Monday, August 26, 2013

Window on Eurasia: Moscow to Spend Far Less on National Unity than Regional Ministry Had Wanted



Paul Goble

            Staunton, August 26 – The Russian government has approved spending 6.8 billion rubles (230 million US dollars) over the next seven years on programs to “strengthen the unity of the nation,” 80 percent less than the regional affairs ministry had sought but a figure that reflects government-wide cutbacks because of declines in revenue, according to today’s “Gazeta.”

            Yesterday, the Ministry for Regional Affairs posted on the government’s website the final version of the federal program “Strengthening the Unity of the [Non-Ethnic] Russian Nation and the Ethno-Cultural Development of the Peoples of Russia” for 2014-2020 as signed by Prime Minister Dmitry Medvedev (http://government.ru/docs/4022).

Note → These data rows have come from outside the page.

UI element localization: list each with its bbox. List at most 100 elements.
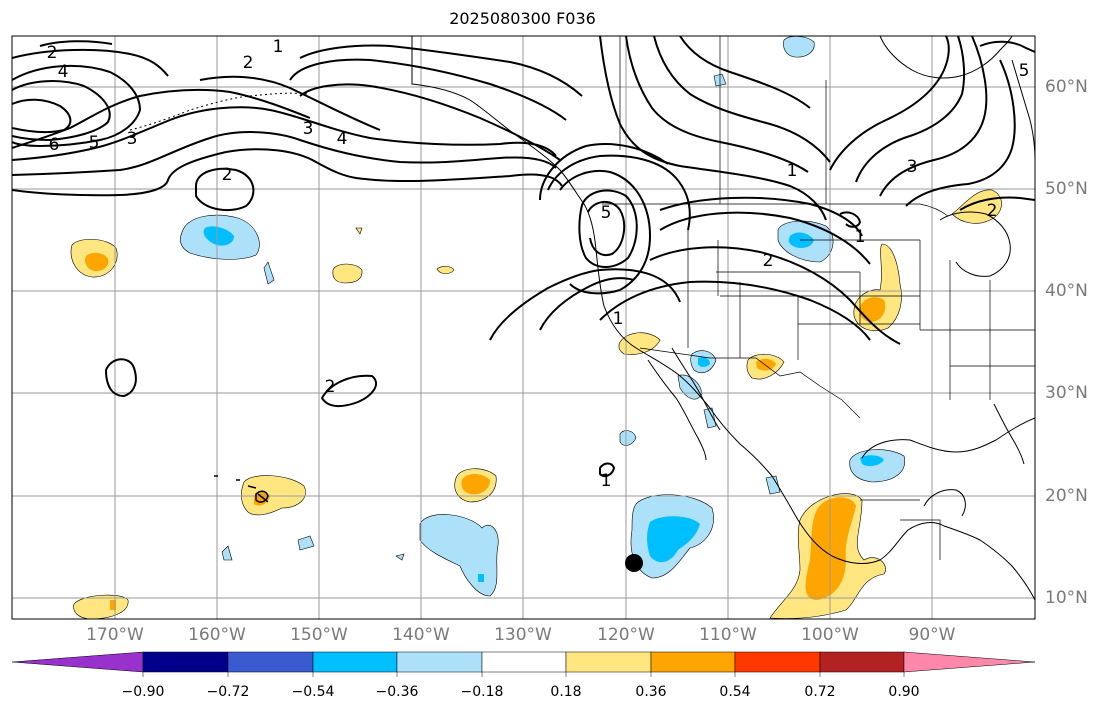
contour-line: [12, 106, 557, 161]
us-mexico-border: [639, 347, 861, 419]
contour-line: [829, 36, 950, 171]
lon-label: 140°W: [392, 625, 450, 645]
contour-line: [959, 196, 1035, 211]
contour-label: 2: [325, 377, 336, 397]
contour-label: 4: [58, 62, 69, 82]
contour-label: 2: [987, 201, 998, 221]
mexico-state-border: [860, 499, 941, 560]
positive-anomaly-core: [805, 497, 856, 600]
negative-anomaly-area: [395, 553, 405, 561]
lat-label: 50°N: [1045, 179, 1088, 199]
colorbar-tick-label: 0.18: [550, 684, 582, 700]
contour-line: [659, 211, 871, 265]
contour-label: 1: [787, 161, 798, 181]
positive-anomaly-core: [461, 474, 490, 495]
map-title: 2025080300 F036: [449, 9, 596, 28]
colorbar-over-triangle: [903, 651, 1036, 673]
positive-anomaly-core: [84, 252, 109, 272]
contour-line: [879, 36, 988, 197]
colorbar-bin: [227, 651, 314, 673]
positive-anomaly-area: [355, 227, 363, 235]
map-frame: [11, 35, 1036, 620]
alaska-coast: [411, 36, 1035, 601]
negative-anomaly-core: [647, 516, 700, 563]
map-gridlines: [12, 36, 1035, 619]
negative-anomaly-core: [478, 574, 484, 582]
contour-line: [587, 201, 626, 256]
lat-label: 20°N: [1045, 486, 1088, 506]
gulf-of-california-coast: [671, 347, 721, 431]
contour-line: [653, 36, 831, 163]
contour-label: 4: [337, 129, 348, 149]
contour-line: [679, 36, 811, 109]
colorbar-tick-label: 0.36: [635, 684, 667, 700]
us-canada-border: [602, 203, 949, 217]
contour-line: [599, 462, 616, 477]
contour-label: 3: [907, 157, 918, 177]
political-borders: [411, 36, 1035, 560]
colorbar-bin: [819, 651, 905, 673]
colorbar-bin: [650, 651, 736, 673]
contour-line: [625, 36, 809, 173]
colorbar-under-triangle: [11, 651, 144, 673]
contour-label: 3: [303, 119, 314, 139]
colorbar-bin: [312, 651, 398, 673]
colorbar-tick-label: −0.18: [460, 684, 504, 700]
contour-label-layer: 2 4 6 5 3 1 2 3 4 2 5 1 2 1 3 2 1 1 5 2: [47, 37, 1030, 491]
colorbar: [11, 651, 1036, 677]
contour-line: [559, 170, 652, 295]
contour-line: [39, 40, 113, 47]
contour-line: [12, 98, 72, 134]
contour-label: 2: [222, 165, 233, 185]
lat-label: 10°N: [1045, 588, 1088, 608]
colorbar-tick-label: 0.72: [804, 684, 836, 700]
hudson-bay-coast: [879, 36, 1013, 79]
lat-label: 40°N: [1045, 281, 1088, 301]
contour-line: [299, 44, 583, 97]
storm-center-marker: [625, 554, 643, 572]
contour-line: [649, 246, 901, 345]
contour-line: [299, 83, 561, 161]
lon-label: 110°W: [699, 625, 757, 645]
negative-anomaly-area: [619, 430, 637, 446]
contour-line: [547, 154, 691, 231]
contour-label: 1: [855, 227, 866, 247]
contour-line: [839, 211, 862, 228]
hawaii-islands: [214, 475, 269, 503]
state-border: [687, 230, 920, 360]
contour-line: [289, 58, 567, 121]
contour-line: [104, 358, 137, 398]
colorbar-tick-label: −0.72: [206, 684, 250, 700]
contour-line: [539, 277, 635, 331]
contour-line: [979, 40, 1035, 53]
contour-line: [12, 88, 311, 149]
negative-anomaly-area: [221, 545, 233, 561]
negative-anomaly-core: [203, 226, 234, 246]
colorbar-tick-label: 0.90: [888, 684, 920, 700]
contour-label: 5: [1019, 61, 1030, 81]
contour-label: 1: [613, 309, 624, 329]
contour-line: [489, 268, 681, 341]
contour-line: [255, 490, 269, 503]
lon-label: 150°W: [290, 625, 348, 645]
aleutian-islands: [129, 92, 309, 131]
positive-anomaly-area: [332, 263, 363, 284]
contour-line: [599, 280, 871, 341]
positive-anomaly-core: [859, 297, 886, 322]
contour-line: [599, 36, 827, 221]
contour-label: 6: [49, 135, 60, 155]
negative-anomaly-core: [860, 455, 884, 467]
contour-line: [320, 374, 377, 408]
contour-line: [12, 64, 142, 148]
contour-line: [539, 143, 669, 201]
lon-label: 130°W: [494, 625, 552, 645]
contour-label: 2: [763, 251, 774, 271]
contour-label: 1: [601, 471, 612, 491]
contour-label: 2: [243, 53, 254, 73]
lon-label: 90°W: [908, 625, 956, 645]
contour-line: [578, 189, 638, 268]
colorbar-tick-label: −0.54: [291, 684, 335, 700]
state-border: [919, 240, 1035, 400]
colorbar-tick-label: −0.90: [121, 684, 165, 700]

            In today’s “Gazeta,” Zhanna Ulyanova provides a detailed discussion of what she describes as the government’s decision to “economize on ‘the strengthening of the unity of the nation’” and on preliminary reaction to this decision in an area President Vladimir Putin had declared a priority (gazeta.ru/politics/2013/08/25_a_5605565.shtml).

                Officials and experts sought to put the best face on the situation. Vladimir Zorin, who helped write the state’s nationality policy strategy last year, said that the government had never had a program like this before, although the regional affairs ministry had been calling for one at least since 2005.

            And Igor Yurgens, head of the Moscow Institute of Contemporary Development, told “Gazeta” that if the government is cutting back on arms purchases for the military, then  “naturally one can expect the sequestering” of money for other programs, including those involving nationality policy.

            Putin had made nationality policy one of the central themes of his election campaign in 2012. Experts and officials prepared a state nationality policy strategy concept paper last fall, and in December, Putin signed off on it, declaring that “the strengthening of the unity of the [non-ethnic] Russian nation’” should be its focus.

            But despite these promises, the government has not been able to come up with the money.  Zorin noted that Moscow had spent almost nothing on such programs in 2010 and 2011, and now the government has reduced the amount still further. Just how far is clear by comparing the final figures with those the regional affairs ministry had sought.

In February 2013, the ministry had made two proposals, one calling for 125 billion rubles (4 billion US dollars) to be spent through 2018 on promoting tolerance and a second calling for 37 billion (1.2 billion US dollars) to be spent for the same thing but only through 2017. Neither has been accepted.

Discussions within the government over the last six months have cut the amount to be spent in this area by 80 percent, Ulyanova says, to levels that officials in the North Caucasus and others who work in this area say are “insufficient” and far smaller than needed to achieve the desired ends, especially since the program as adopted did not eliminate any tasks.

As a result, much less money will be spread over the same tasks, a large number of which may suffer as a result.